Stream of consciousness time...movies (watching and analyizing), music, brewing tea, cooking with plant life, growing plants, playing with cats, reading anything, wandering at night, dancing, watching the rain, doing bizarre things with clothing, talking for hours, trying new foods, religion, philosophy, history, anthropology, wine, the meaning of language, art, any liquer flavored with anise, baking, mourning imagery, ocassional thrill seeking, and building my library
Anyone who can make my mind sing, or who could teach me how to dance...I mean really dance. I'm about as coordinated as a tipsy toddler, but i can dream...right?

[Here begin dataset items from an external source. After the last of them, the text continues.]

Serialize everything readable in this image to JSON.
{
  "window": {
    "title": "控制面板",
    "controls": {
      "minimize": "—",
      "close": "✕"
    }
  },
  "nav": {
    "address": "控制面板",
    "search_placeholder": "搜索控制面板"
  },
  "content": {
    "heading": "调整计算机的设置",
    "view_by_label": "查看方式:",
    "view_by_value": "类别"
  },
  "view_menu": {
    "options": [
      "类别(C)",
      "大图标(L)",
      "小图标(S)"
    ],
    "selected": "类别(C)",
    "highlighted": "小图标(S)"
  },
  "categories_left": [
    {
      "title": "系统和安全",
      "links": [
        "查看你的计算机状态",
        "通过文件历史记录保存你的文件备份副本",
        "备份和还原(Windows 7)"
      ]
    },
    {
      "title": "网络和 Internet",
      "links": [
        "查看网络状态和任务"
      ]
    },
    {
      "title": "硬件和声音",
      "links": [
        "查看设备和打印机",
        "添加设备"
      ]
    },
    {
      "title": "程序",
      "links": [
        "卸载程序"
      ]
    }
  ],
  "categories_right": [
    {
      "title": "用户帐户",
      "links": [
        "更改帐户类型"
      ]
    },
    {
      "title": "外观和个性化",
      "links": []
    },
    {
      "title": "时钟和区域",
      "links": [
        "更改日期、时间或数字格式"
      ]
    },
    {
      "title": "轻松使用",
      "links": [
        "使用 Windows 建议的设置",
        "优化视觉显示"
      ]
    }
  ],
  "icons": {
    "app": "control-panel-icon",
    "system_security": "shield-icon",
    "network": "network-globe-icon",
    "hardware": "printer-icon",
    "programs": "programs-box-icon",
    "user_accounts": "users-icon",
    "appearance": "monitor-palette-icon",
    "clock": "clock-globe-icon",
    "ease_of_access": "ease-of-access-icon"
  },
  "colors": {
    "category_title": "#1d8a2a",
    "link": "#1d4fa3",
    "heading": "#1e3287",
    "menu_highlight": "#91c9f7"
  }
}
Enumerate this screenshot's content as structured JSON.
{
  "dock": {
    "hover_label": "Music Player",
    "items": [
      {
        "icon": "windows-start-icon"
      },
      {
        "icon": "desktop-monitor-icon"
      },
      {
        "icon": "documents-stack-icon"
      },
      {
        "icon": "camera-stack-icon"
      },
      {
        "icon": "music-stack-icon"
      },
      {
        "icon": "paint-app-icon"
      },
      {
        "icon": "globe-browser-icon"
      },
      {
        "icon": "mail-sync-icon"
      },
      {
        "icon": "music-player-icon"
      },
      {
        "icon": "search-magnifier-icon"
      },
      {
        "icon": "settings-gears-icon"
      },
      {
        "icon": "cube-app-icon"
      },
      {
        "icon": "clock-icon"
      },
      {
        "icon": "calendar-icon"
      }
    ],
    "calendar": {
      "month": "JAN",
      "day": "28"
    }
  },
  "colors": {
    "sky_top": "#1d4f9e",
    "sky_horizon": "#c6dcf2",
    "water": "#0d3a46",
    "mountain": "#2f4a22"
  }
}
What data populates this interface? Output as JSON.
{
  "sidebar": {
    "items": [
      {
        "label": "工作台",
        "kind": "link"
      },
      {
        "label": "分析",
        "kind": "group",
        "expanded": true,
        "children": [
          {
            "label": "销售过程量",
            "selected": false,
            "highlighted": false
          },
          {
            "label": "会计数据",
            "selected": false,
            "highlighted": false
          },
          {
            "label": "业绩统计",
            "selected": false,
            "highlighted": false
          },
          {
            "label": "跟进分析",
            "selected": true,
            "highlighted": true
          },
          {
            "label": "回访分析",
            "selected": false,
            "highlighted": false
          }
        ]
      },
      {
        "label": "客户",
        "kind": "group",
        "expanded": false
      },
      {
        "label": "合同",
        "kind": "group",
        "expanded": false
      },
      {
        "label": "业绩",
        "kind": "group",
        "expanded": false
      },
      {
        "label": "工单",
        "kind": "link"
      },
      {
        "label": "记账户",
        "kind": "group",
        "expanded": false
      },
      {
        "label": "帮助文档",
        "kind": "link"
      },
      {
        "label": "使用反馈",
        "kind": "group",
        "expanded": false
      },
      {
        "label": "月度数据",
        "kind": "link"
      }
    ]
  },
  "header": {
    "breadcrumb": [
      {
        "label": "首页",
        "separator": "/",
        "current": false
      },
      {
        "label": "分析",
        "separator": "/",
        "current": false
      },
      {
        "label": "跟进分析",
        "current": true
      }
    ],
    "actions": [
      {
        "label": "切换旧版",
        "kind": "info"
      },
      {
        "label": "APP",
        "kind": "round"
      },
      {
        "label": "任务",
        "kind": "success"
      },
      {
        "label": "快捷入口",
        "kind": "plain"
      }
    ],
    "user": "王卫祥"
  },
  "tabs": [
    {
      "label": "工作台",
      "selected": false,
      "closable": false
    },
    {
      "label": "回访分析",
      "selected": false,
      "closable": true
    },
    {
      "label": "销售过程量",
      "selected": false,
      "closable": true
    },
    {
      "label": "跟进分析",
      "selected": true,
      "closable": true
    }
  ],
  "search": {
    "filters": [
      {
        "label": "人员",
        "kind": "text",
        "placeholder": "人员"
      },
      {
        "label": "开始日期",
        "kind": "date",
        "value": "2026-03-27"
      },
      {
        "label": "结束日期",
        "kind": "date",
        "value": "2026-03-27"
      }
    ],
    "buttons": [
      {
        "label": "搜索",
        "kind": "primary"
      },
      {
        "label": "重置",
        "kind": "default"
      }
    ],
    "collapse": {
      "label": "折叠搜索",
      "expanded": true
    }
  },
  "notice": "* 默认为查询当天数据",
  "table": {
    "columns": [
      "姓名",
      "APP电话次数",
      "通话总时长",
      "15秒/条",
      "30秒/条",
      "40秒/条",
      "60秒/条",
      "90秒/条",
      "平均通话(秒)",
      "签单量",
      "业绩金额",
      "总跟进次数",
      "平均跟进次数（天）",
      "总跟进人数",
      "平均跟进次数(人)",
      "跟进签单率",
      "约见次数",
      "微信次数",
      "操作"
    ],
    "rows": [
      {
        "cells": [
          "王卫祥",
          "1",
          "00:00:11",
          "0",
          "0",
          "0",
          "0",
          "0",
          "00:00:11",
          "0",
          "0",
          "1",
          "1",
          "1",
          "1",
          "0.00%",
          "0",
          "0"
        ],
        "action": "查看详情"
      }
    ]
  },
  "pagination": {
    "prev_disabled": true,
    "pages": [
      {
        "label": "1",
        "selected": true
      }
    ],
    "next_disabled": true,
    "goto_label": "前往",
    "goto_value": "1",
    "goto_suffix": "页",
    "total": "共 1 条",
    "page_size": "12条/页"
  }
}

*Nick Cave and the Bad Seeds*Voltaire*The Dresden Dolls*Joy Division*Interpol*Einsturzende Neubauten*Morrissey*The Faint*Bauhaus*The Cure*Black Tape for a Blue Girl*Diamanda Galas*Rasputina*J. S. Bach*Death Cab for Cutie*The Decembrists*Nine Inch Nails*Johnny Cash*Grinderman (I know, technically Nick Cave, but ya'll can bite me)*The Damned*The Birthday Party*Siouxsie and the Banshees
A little (or a lotta) old German cinema, large quantities of silent film, (I know what you're thinking..."But silent film is hokey!", and I say, watch "The Cabinet of Dr. Caligari", or "The Passion of Joan of Arc" be awed and be silenced. The same goes for any Fritz Lang), and whatever else strikes my fancy. Burton is good for eye candy. Lars von Trier is a genius and I love his work. See also Fellini, Murnau, Dreyer, and Dario Argento. Theda Bara is my hero and Rudolph Valentino is my favorite postumous crush. Oh, and anything MST3K ever did fills me with child-like glee.
I never watch...no this is not a challenge. DVDs of "Invader Zim" do not count as TV...because I say they don't. When I acquire Seasons 1 and 2 of the Addams family, the same will apply.
Poe, Falkner, some Hugo, Jane Austen, history and anthropology...the darker and more tied into culture, religion and superstition the better, Kafka, Dostoyevsky, Camus, medieval romances (in the Aurthurian sense), George Elliot, Greek drama, Lovecraft, ocassional stabs at Burroughs, "The Divine Comedy" once a year, "Polyglot and Spleen", "Johnny the Homicidal Maniac", Victorian religious treatises, Gogol, David McCullough, Tolstoy, when I feel like being forcefed a moral, "Alice in Wonderland", and interesting cookbooks.
Did I mention Theda Bara? Or Myla Normi? Does Morticia Addams count, being that she's fictional? What does it say that my heroes are all strong women in black?